Gender and sexual reproductive health is a growing concern because of the 
multitude of problems faced by developing nations and particularly the expected 
increase in the population of young adults.  As such, reproductive health according to 
the United Nations, has been defined in the Cairo Conference to cover not only 
physical health or freedom from disease, per se, but complete physical, mental and 
social well-being in all matters relating to reproductive health system and to its 
functions and processes.
     The issue of gender in the Cordillera has generated interest and debate among 
groups, those in health development included. Some quarters contend that there are 
no gender inequalities among indigenous groups in the Cordillera since the 
Cordillera people successfully resisted Spanish feudal conquest. On the other hand, 
recent studies based on actual field experiences establish that gender biases and 
stereotypes do exist among Cordillera indigenous groups.
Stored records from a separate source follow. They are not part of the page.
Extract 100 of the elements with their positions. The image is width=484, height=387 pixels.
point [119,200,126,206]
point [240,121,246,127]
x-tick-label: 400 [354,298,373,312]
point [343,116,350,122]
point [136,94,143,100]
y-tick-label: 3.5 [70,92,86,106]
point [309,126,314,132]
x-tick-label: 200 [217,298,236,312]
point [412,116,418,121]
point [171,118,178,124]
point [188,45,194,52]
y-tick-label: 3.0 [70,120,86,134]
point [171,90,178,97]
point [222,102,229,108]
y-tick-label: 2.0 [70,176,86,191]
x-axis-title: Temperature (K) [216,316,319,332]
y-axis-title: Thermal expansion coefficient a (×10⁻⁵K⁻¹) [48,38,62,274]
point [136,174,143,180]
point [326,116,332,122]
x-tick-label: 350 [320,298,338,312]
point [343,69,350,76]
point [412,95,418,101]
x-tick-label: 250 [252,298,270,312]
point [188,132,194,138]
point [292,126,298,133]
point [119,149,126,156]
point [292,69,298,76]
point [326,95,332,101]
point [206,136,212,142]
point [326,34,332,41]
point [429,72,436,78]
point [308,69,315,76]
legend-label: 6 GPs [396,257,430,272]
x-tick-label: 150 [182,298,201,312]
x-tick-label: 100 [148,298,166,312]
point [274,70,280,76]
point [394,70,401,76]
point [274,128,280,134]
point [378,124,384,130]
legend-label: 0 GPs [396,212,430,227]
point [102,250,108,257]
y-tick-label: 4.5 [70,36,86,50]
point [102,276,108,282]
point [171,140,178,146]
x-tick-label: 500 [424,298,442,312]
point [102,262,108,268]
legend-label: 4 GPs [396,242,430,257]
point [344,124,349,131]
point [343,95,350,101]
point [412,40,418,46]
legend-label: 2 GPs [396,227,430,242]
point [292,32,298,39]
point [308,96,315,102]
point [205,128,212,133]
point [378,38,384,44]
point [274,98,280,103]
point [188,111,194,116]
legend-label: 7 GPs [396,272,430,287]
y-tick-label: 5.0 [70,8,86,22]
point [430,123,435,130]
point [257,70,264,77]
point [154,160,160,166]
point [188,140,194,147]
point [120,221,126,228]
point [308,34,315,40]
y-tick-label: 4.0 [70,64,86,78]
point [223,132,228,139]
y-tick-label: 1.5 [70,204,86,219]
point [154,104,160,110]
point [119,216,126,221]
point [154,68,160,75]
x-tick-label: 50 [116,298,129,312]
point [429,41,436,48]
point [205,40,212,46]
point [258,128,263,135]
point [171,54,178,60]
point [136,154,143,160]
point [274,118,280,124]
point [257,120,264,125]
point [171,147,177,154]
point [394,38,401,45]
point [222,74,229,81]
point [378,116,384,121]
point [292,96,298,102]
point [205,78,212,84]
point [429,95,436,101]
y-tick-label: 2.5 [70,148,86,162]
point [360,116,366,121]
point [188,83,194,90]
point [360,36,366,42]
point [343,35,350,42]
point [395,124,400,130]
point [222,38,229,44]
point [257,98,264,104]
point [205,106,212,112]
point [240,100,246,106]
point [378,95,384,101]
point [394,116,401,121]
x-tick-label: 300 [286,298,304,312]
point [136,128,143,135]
Inequities in health are 
created by the gender gap in terms of gender roles and images that influence men 
and women's access to health resources. Viewed from a holistic perspective, 
however, inequalities in health status between groups and even between men and 
women are largely traceable to social differentials, e.g., income, educational 
attainment, civil status, employment and working conditions, quality of health/social 
services and physical environment. Gender biases make daily living doubly hard for 
women even when they are already weighed down with socio-economic problems.
 Similarly, socio-economic factors heighten gender inequalities.